27 December 2007

I Am Legend

I was looking forward to seeing I Am Legend. We saw it at the Vue@The O2 cinema (Screen 11). I mention this because screen 11 at Vue@The O2 is the largest screen I've sat in front of since the Southend On Sea Odeon closed many years ago. 770 seats. I'd forgotten how different the atmosphere is in a large cinema compared to the small screens you get in a typical multi-screen complex. For a start, you don't hear the childish comments from the one idiot who is usually sitting at the back, and you get a background hubbub of noise which rises and falls with the film sound track and I think is an important part of the cinema experience. Great stuff! And one of my fondest childhood memories is of Saturday morning pictures at the Odeon and the huge shouts of "shut the door" whenever some poor child left the auditorium to go to the toilet. I read that the Odeon's capacity was over 2,000 and I remember it was full most Saturday mornings. That must have been quite some event!

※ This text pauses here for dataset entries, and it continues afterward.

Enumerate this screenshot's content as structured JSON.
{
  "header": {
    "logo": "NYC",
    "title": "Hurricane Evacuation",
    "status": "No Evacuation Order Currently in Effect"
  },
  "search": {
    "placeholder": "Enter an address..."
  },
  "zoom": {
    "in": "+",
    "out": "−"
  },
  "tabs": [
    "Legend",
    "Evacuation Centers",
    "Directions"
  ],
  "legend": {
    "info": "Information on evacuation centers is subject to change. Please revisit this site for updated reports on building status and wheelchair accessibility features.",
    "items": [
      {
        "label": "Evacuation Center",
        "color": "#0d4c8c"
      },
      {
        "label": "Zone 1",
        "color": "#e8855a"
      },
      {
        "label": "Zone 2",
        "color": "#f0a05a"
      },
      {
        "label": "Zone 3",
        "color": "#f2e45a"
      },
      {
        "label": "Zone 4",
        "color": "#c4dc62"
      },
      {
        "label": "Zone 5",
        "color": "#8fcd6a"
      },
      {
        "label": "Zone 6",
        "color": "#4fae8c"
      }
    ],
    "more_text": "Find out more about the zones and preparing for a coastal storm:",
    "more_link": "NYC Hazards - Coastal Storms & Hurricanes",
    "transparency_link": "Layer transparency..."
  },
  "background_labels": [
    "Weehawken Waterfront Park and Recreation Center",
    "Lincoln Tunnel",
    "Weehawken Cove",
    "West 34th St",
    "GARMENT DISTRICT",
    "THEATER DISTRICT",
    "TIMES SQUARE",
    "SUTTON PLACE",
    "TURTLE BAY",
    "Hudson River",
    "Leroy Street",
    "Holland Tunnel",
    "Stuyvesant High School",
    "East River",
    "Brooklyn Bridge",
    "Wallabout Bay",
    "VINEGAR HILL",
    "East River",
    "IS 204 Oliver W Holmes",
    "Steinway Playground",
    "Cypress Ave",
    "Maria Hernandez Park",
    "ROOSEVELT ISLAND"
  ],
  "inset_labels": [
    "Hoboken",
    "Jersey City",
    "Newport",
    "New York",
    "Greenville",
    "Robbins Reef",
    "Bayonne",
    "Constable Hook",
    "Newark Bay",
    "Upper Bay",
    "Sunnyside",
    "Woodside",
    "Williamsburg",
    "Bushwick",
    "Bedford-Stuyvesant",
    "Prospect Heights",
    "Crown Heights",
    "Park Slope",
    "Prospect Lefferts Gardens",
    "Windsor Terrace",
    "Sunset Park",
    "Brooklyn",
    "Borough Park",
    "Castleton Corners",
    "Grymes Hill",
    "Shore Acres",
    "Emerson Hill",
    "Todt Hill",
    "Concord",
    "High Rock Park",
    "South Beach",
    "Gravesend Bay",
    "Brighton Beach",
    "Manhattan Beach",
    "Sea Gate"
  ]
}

I Am Legend is not a new story (See "The Last Man on Earth" (1964) and "The Omega Man" (1971)). Neither does this film deal with it in any original way. Will Smith is the last man in New York City and most of the film considers how he deals with this situation emotionally and psychologically. It's superficial and has that Hollywood gloss which almost always serves to make it less real (see "28 Days Later" by way of contrast), although it's well done, and Will has turned into a fine actor. The photography is great, although I wish I wasn't sitting so close to the big screen as I'm not used to having to turn my head from side to side to watch a movie! Particularly impressive was the way NY City had been turned into a desolate backdrop, slowly being reclaimed by Mother Nature. Less impressive was the way the 'infected' were all created by computer graphics, and not played by actors (at least that's how it looked). That made them look and behave more like aliens, than diseased humans and I'm afraid completely unbelievable.

Watch out for a brief, but typically impressive performance by Emma Thompson as Dr. Kripper - even though she's not credited at the end of the film!

One final comment.... Why do Will Smith movies need a scene which shows him exercising half naked? It's pointless.